The choice of first-line therapy for metastatic renal cell carcinoma (mRCC) may shift in the future away from sunitinib (Sutent) and sorafenib (Nexavar), used in the vast majority of the patients studied, he noted.
"My observation is that the medical oncologists that I work with seem to be using pazopanib (Votrient) more now as a first-line therapy because of the improved toxicity," Dr. Canter noted, and doing so may ultimately affect survival. "Obviously, a future question is the role of pazopanib. And ... an algorithm to define second-line choices is clearly something where there is an opportunity for work to be done."
Dr. Ko and her team studied 1,021 consecutive patients with mRCC from 19 centers who were starting second-line targeted therapy. (About a fifth had received immunotherapy before their first-line targeted therapy and were therefore on third-line therapy of any type.)
Eighty-five percent of patients had undergone nephrectomy. Their first-line targeted therapy had most often been sunitinib (67%) or sorafenib (20%).
The second-line therapies given included sorafenib (29%), sunitinib (22%), everolimus (Afinitor) (22%), and temsirolimus (Torisel) (12%), among others.
In a multivariate analysis, five of the six IMDC factors (Karnofsky performance status less than 80%; interval between diagnosis and treatment of less than 1 year; anemia; thrombocytosis; and neutrophilia) individually predicted an elevated risk of death after starting second-line therapy, reported Dr. Ko, who disclosed no conflicts of interest related to the research. Hypercalcemia did not, but few patients had this risk factor.

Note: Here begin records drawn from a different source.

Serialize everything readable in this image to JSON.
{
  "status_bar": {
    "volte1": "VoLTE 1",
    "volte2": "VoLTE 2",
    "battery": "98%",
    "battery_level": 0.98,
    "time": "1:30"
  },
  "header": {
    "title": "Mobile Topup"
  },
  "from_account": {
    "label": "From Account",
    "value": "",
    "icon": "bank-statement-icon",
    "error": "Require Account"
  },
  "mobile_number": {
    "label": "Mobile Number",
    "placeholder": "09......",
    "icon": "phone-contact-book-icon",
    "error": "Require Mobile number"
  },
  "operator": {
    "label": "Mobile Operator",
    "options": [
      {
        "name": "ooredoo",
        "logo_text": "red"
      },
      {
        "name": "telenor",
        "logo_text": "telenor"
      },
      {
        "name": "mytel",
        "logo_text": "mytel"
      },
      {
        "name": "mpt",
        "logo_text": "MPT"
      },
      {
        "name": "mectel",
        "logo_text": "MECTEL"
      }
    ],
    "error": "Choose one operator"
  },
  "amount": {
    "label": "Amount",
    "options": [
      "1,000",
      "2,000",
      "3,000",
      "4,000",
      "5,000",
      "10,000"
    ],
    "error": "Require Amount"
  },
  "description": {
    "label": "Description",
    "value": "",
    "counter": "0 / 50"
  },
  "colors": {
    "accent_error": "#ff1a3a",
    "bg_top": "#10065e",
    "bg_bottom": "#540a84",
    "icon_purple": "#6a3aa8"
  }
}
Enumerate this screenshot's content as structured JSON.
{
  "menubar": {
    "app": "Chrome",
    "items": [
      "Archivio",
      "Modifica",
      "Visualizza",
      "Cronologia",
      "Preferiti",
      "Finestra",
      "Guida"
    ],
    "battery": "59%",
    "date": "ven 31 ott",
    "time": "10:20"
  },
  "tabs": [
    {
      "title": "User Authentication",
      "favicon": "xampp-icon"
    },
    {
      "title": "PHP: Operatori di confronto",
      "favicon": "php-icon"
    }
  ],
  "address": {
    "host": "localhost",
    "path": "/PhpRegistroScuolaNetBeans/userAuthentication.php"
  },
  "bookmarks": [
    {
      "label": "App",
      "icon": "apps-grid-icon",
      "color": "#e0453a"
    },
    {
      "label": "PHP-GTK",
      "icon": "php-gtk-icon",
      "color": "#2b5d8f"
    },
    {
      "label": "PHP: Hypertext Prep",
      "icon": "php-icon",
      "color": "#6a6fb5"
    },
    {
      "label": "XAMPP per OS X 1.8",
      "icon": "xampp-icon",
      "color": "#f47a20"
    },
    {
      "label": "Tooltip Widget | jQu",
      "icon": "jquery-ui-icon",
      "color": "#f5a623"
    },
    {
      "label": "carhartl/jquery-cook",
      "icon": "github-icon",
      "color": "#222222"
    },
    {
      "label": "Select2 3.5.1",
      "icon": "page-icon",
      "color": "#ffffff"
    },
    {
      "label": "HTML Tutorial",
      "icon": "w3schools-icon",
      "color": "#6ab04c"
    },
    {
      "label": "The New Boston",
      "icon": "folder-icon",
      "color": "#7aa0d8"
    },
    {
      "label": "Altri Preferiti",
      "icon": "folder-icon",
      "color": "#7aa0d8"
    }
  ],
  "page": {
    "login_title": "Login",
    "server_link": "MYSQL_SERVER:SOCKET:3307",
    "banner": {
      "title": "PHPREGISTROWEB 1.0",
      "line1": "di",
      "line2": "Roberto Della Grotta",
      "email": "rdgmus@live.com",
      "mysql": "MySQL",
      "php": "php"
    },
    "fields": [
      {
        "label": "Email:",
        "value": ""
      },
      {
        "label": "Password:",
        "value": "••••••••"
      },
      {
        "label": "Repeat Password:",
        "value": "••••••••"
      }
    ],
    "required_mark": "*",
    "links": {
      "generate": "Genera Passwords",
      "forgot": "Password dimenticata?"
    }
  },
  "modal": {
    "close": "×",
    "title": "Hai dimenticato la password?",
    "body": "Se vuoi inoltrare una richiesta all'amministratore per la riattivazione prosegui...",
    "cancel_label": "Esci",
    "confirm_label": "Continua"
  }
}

The median time on second-line targeted therapy was 3.9 months, and the median overall survival after starting this therapy was 12.5 months.
Compared with patients in the favorable IMDC risk group (having none of the risk factors), patients in the intermediate-risk group (having one or two) and patients in the high-risk group (having three or more) had significantly elevated risks of death (hazard ratios, 1.89 and 5.73).
In a likelihood ratio test, comparing the two models, the chi-square value was highly significant, suggesting that inclusion of the three additional factors in the IMDC model enhanced predictive performance over that with the MSKCC model.
Finally, in a reclassification calibration analysis, the chi-square value was much lower for the IMDC model than for the MSKCC model (6.2 vs. 54.2), indicating that the observed vs. predicted number of deaths at 1 year was better for the former.
AT THE GENITOURINARY CANCERS SYMPOSIUM
Major finding: Compared with patients in the favorable IMDC risk group, patients in the intermediate-risk group and patients in the high-risk group were significantly more likely to die (HR, 1.89 and 5.73).
Data source: A retrospective cohort study in 1,021 patients with mRCC starting second-line targeted therapy.
Disclosures: Dr. Ko disclosed no relevant conflicts of interest.